We're in an old barn lot and the ground is pretty much just dirt, there are rocks here and there, but luckily where he lands is just solid earth. Abe fell for what seemed like minutes to me as I watched from the hay stack. And he landed flat on his back, sorta spread eagle in the dirt. This is bad, right? It was all kinda funny to me up until he hit the dirt. It was odd that he wouldn't let go of the wire, he looked funny getting drug along the top of the stack, and then it was funnier watching him flail as he bobbed up and down in the air. When he hit the ground though it was hard, and it looked bad, and for an instant I was scared shitless he was really hurt. Then he moved.

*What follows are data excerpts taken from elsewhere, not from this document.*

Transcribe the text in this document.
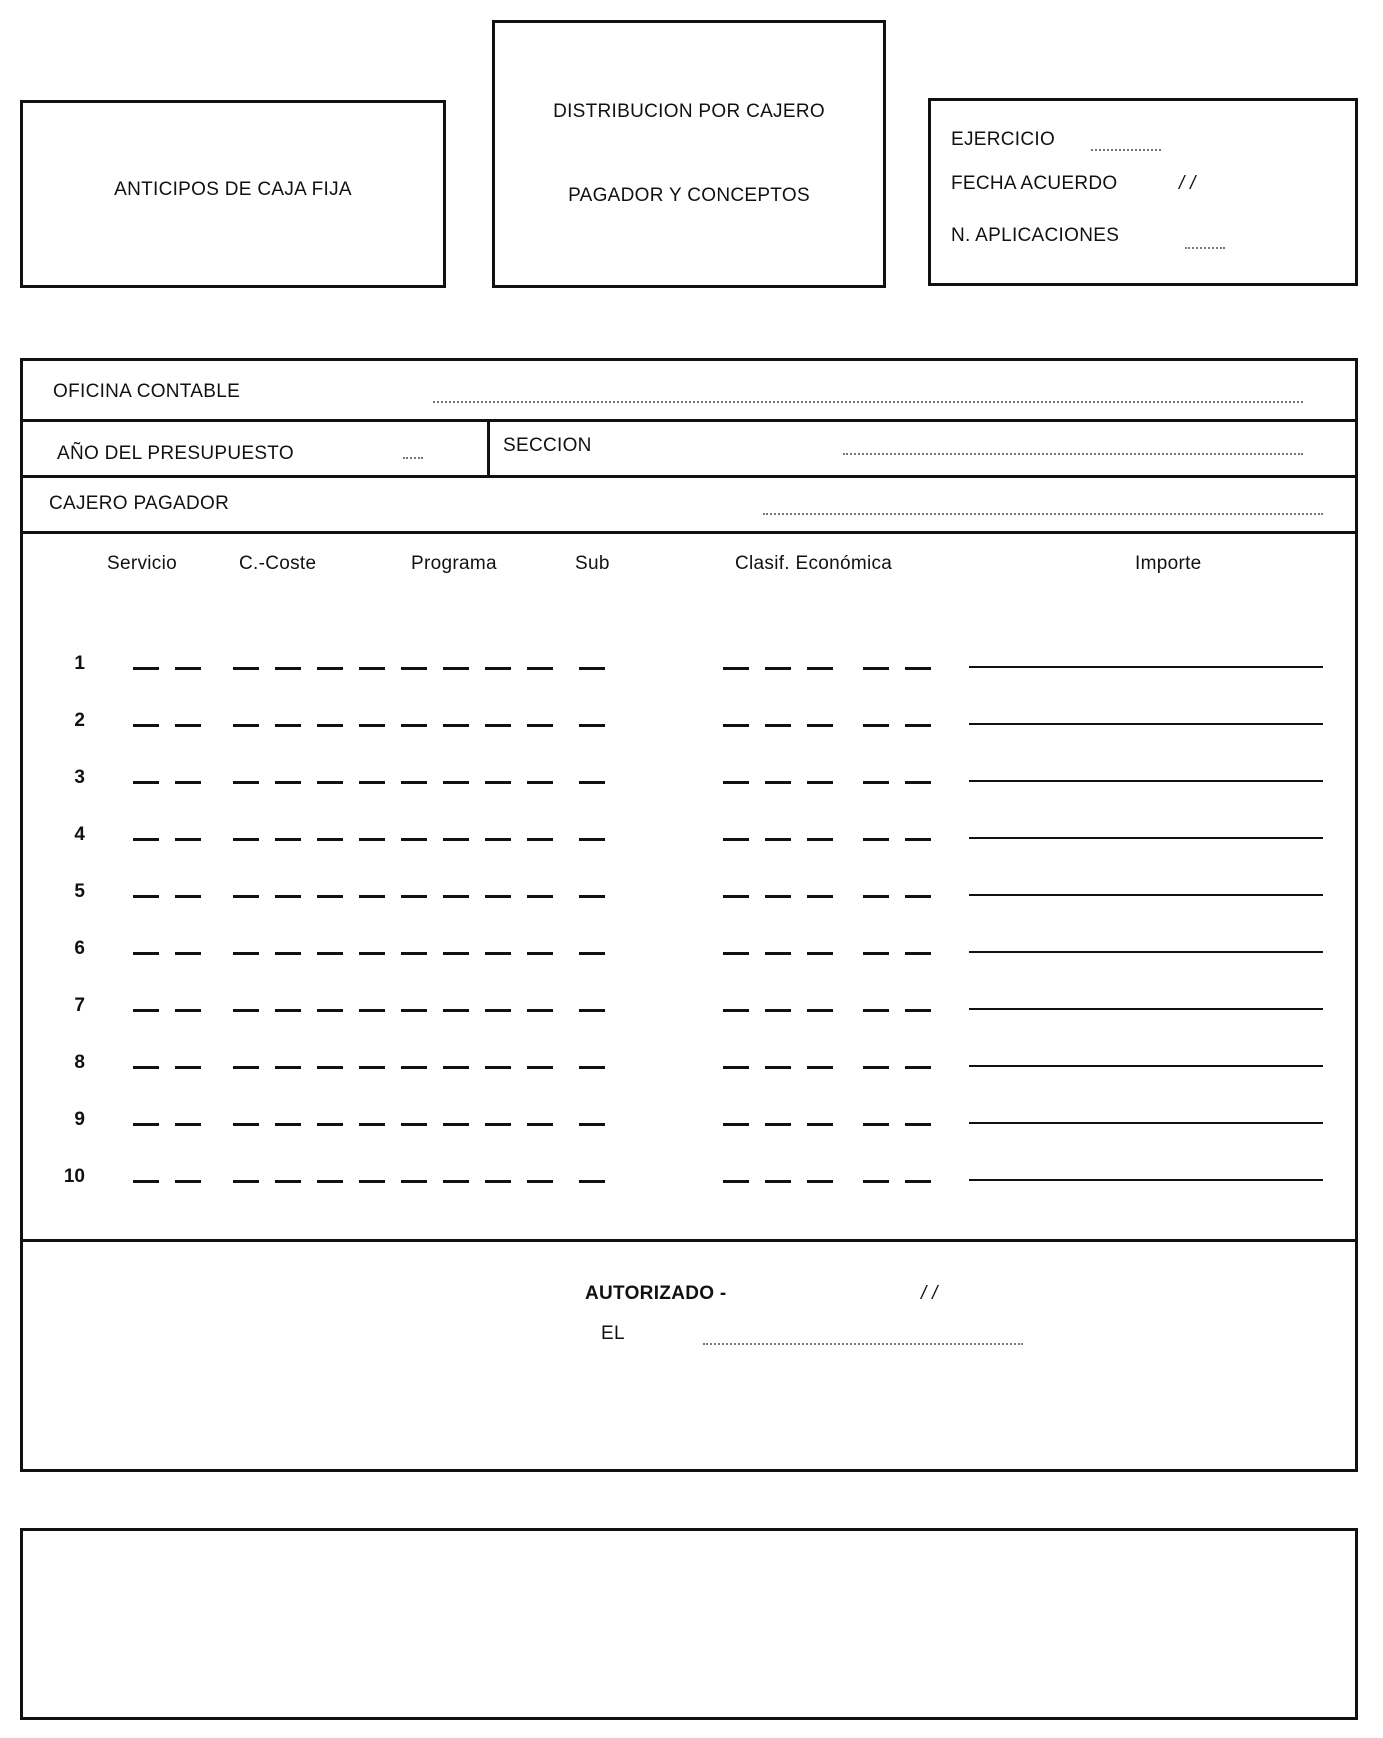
ANTICIPOS DE CAJA FIJA
DISTRIBUCION POR CAJERO
PAGADOR Y CONCEPTOS
EJERCICIO
FECHA ACUERDO	/ /
N. APLICACIONES
OFICINA CONTABLE
AÑO DEL PRESUPUESTO	SECCION
CAJERO PAGADOR
Servicio	C.-Coste	Programa	Sub	Clasif. Económica	Importe
1
2
3
4
5
6
7
8
9
10
AUTORIZADO -	/ /
EL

He raised his head, which is one of the funniest things I've ever seen. He's flat out spread eagle and completely motionless and then his head tilted up, just his neck his shoulders still firmly on the ground, and seemingly expels every ounce of air in his little lungs in one long exhalation. In that moment he was a Loony Tunes character, he was the coyote falling off the cliff. Just the look on his face and that forced exaggerated breath puts a smile on my face every time I think of it (I'm a dick of a brother I know this). All he needed to complete the scene would have been for his feeble little hand to raise one of those wooden signs with OUCH! painted on it.
But he didn't raise a sign, he just lay there in the dirt, motionless. Dad stood him up, which Abe managed rather well, and proceeded to check him over. Abe could stand, he was fully aware of everything, and besides his eyes being the size of saucers seemed to be in working order. Something wasn't right though as a long moment stretched with the old man kneeling in front of his littlest. Abe seemed incapable of drawing a breath. His little feet began to shuffle in place as he tried to gasp for air, but his lungs wouldn't work. Simply put he couldn't breathe. As a parent in this situation you want your kid to start breathing again, so Dad shook him a little and gives him a couple good swats to the back. Sorta knock the wind back into him.
Now this is where Grandma comes into it. I'll be honest I was climbing down off the hay stack when she reached the situation, but as I came around the side of the wagon she had slid in front of Abe and was coaxing him to restart his lungs by grabbing him by the shoulders and yelling 'BREATHE' into his face. It's her youngest grandchild she was rather concerned, but it was funny to see.
Finally he sucked in a huge gulp of air and began to breathe regularly after a second. The fact that he couldn't breathe does seem alarming in hindsight, but the scene was funny. The adults yelling at him, his failed attempts to do something so basic, and the whole while he looked in perfect working order. I was twelve, he didn't look in pain so I figured he was fine, obviously there are innumerable things that could have been wrong, but I didn't know those things at the time. In the end he was fine, and as soon as we got home we relayed the story to Mom, my version considerably lighter than Abe's and Dad's.